The humble art of the bucket bath


Water is a precious commodity in much of the world. Even water that isn’t exactly potable. Or transparent. Or nice-smelling. Just water that is wet is often good enough.

In a country like Tanzania, where the coastal areas receive 43 inches of water per year and mud is such an integral feature of the landscape for several months of the year, it is sadly ironic that water should still be such a precious commodity. Dar es Salaam has a fleet of bright blue trucks labeled “Maji Safi” (Clean Water) that drive all over the city delivering water to—and other blue trucks labeled “Maji Taka” (Dirty Water) taking effluent away from—homes that aren’t connected to the city water supply.

The lightweight plastic bucket has revolutionized life for people in much of the world, especially in Africa where water can be the limiting factor between life and death, and where distances from water sources to homes can be large. In many African societies it is women who assume the laborious job of carrying water to their homes, often atop their heads. Even small girls can carry more than their weight in water on their heads – an admirable feat in my opinion, as I seem to trip over my own feet even without a heavy burden on my head.

Those who can afford to keep water around do. Many households keep large black plastic cisterns of sizes ranging from 1000 liters to more than 50000 liters in the yard or on the roof. Since the problem seems more one of distribution than pure scarcity (there is plenty of rain, too much mud, and not enough water for daily life), I am a particular fan of rainwater catchment systems, which work if you have a decent roof surface area and enough money for the pipes to collect runoff from your roof and channel it into your cistern, from which it is pumped into your home or drawn from a spigot at the bottom of the tank.

It has been good preparation for my life ahead doing fieldwork to get used to bucket baths early. For most of the past 3 weeks there has been no running water, a problem Shekha attributes to the road work going on in the area. Indeed, there is frequently pooled water in the streets from broken pipes, yet none in the house (again, a distribution problem!). So we have been taking bucket baths for the past three weeks.

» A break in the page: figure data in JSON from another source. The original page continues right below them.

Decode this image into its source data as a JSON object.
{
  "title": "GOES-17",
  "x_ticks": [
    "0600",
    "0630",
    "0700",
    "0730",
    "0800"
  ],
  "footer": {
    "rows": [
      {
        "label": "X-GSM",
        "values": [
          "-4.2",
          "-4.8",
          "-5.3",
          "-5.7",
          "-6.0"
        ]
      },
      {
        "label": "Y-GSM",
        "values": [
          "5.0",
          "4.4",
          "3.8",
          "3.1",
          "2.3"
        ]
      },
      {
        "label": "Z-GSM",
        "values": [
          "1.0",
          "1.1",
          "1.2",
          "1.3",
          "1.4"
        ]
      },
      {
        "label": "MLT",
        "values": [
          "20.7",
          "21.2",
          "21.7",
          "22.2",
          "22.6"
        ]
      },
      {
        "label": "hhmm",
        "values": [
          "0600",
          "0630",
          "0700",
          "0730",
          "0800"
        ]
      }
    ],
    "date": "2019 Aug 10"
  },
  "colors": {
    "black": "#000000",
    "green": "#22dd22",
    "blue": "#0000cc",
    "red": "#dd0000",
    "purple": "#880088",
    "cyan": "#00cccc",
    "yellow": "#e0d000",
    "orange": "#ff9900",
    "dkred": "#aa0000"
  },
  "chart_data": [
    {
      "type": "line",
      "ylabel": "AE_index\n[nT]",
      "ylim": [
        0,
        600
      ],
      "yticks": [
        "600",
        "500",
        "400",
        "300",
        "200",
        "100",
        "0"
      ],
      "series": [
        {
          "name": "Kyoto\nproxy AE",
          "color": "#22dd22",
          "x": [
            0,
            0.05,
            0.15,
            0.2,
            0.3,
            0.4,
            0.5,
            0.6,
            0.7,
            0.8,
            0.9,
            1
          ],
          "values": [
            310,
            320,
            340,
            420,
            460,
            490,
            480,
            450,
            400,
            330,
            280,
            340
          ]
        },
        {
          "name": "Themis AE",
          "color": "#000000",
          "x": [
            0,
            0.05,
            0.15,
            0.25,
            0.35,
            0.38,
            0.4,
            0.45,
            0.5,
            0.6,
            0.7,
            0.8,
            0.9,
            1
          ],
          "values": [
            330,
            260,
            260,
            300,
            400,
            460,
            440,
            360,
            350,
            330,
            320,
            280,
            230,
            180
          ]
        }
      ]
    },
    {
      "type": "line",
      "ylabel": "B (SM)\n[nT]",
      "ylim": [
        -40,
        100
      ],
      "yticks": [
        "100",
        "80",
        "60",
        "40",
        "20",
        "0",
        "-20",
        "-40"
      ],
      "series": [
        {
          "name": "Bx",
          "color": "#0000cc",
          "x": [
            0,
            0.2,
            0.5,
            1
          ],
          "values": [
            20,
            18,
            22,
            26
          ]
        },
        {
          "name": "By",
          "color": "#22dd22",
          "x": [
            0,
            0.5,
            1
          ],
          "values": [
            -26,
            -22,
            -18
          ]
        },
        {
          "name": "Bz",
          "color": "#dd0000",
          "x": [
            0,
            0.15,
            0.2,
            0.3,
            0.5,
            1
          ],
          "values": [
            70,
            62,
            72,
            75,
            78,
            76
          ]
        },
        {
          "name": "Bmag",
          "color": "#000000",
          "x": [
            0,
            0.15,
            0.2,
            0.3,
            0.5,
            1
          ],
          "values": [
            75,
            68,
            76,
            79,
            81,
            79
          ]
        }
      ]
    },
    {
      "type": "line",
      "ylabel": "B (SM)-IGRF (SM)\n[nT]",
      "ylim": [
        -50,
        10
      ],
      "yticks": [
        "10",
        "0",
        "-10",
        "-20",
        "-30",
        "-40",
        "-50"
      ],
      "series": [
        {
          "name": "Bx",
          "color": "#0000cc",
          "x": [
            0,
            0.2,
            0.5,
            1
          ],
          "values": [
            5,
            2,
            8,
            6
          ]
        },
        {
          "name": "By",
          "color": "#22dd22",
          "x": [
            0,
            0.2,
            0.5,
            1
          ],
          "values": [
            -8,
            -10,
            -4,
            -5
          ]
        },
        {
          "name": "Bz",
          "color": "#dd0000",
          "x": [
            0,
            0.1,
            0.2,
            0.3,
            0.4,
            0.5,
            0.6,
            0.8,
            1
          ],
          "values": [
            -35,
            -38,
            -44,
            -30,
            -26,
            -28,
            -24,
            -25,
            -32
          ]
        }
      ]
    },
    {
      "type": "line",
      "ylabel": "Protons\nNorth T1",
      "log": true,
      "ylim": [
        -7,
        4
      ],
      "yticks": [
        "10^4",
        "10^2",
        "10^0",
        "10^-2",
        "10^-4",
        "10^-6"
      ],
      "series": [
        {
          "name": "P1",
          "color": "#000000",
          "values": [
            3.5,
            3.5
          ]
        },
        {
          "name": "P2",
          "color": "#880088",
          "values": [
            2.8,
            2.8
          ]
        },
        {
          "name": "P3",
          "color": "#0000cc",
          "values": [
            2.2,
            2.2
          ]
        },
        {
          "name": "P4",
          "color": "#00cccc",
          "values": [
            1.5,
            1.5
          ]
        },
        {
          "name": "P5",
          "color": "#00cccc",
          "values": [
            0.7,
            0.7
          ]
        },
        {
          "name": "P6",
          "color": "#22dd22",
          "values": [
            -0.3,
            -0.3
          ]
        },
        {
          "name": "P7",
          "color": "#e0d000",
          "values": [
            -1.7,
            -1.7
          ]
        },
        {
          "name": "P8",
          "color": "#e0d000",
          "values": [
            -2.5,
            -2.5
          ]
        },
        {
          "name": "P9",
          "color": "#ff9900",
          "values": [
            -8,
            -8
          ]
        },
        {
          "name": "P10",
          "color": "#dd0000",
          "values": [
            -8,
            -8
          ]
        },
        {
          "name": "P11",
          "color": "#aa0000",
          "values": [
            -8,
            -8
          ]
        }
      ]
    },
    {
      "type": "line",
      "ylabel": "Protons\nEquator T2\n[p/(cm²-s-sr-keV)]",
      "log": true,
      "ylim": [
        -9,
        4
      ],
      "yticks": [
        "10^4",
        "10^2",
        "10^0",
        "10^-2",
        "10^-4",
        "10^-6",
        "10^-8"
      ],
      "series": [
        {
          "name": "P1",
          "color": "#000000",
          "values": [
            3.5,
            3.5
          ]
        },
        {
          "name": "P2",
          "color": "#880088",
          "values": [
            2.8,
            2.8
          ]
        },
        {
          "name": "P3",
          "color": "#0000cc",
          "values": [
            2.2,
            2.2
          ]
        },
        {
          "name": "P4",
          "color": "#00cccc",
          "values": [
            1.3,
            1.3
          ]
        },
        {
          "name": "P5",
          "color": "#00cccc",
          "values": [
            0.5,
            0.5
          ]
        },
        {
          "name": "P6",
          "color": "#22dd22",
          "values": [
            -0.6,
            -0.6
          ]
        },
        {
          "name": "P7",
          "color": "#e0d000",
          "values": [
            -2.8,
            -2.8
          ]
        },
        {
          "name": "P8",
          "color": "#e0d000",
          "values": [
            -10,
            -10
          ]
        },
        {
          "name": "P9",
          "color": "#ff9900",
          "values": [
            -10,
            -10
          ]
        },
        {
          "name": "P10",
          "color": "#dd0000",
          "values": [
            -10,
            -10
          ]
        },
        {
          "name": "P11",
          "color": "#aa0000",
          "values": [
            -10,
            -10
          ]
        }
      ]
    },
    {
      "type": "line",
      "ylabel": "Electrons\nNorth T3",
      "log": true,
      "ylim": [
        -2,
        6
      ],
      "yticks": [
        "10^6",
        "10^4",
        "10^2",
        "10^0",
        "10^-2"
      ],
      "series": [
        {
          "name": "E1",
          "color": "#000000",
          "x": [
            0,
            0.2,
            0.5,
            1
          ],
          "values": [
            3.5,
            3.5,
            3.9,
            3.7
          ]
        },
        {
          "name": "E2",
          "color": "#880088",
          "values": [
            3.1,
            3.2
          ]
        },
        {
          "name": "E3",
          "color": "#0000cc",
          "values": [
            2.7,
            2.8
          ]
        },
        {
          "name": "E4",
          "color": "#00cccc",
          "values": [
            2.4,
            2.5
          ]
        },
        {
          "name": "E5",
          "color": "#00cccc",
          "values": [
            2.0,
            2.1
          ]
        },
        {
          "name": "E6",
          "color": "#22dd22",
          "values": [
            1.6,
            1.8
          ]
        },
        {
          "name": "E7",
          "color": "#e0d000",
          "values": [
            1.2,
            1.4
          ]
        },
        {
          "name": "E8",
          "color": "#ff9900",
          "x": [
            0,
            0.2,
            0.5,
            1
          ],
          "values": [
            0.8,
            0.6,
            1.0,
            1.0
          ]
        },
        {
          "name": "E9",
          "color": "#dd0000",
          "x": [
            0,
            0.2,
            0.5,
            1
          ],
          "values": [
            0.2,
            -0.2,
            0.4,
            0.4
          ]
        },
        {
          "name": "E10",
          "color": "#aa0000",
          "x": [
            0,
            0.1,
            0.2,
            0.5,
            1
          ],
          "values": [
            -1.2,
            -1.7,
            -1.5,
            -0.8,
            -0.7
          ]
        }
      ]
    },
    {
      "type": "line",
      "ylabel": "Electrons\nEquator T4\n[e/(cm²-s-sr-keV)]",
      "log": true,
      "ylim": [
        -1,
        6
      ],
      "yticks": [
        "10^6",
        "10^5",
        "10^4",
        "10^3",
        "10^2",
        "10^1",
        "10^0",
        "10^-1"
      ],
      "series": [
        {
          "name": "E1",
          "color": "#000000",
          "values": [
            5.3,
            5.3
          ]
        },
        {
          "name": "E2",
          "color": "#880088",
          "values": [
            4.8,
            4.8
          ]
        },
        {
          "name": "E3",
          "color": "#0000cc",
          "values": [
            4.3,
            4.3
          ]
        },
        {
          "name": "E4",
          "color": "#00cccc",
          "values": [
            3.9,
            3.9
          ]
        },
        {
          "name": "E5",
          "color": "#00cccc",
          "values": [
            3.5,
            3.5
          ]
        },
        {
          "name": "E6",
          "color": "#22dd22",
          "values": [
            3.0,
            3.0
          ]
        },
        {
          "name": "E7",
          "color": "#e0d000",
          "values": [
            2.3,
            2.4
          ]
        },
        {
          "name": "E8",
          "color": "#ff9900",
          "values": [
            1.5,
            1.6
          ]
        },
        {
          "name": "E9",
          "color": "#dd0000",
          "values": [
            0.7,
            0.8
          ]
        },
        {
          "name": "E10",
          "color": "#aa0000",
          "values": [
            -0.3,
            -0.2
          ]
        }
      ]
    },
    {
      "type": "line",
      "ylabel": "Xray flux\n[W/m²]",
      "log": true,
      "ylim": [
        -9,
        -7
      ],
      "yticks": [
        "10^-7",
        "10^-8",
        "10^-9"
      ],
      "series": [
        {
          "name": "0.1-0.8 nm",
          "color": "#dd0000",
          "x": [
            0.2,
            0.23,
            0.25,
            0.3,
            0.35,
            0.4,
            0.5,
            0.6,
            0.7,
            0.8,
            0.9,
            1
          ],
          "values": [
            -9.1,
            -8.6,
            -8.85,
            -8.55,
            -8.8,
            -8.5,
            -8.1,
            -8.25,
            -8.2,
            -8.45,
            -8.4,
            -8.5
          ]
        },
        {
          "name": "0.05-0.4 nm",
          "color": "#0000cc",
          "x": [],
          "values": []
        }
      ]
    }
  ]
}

The picture above is the actual bucket and the actual bathroom.

Bucket bathing is something one easily gets used to, and seeing how little water is required for an adequate bath has made me painfully aware how much water is wasted in showering, particularly showers of the 30-minute-plus variety. One morning I woke up, sweaty from the night before without electricity, to find not a drop of water in the buckets in the bathroom, and no idea where the neighborhood communal tap was to retrieve water myself (this is a task Ahmed typically performs). Then I remembered a single 12-ounce bottle of water in my room from a conference the week before. Believe it or not, I took a whole bath with 12 ounces of water (of course, I had to use the first 6 ounces 3 times!). While it took a lot of effort and wasn’t particularly pleasurable, it sufficed, I was clean, and it gave me a new appreciation for the kinds of things we take for granted – and the resources we waste – on a daily basis.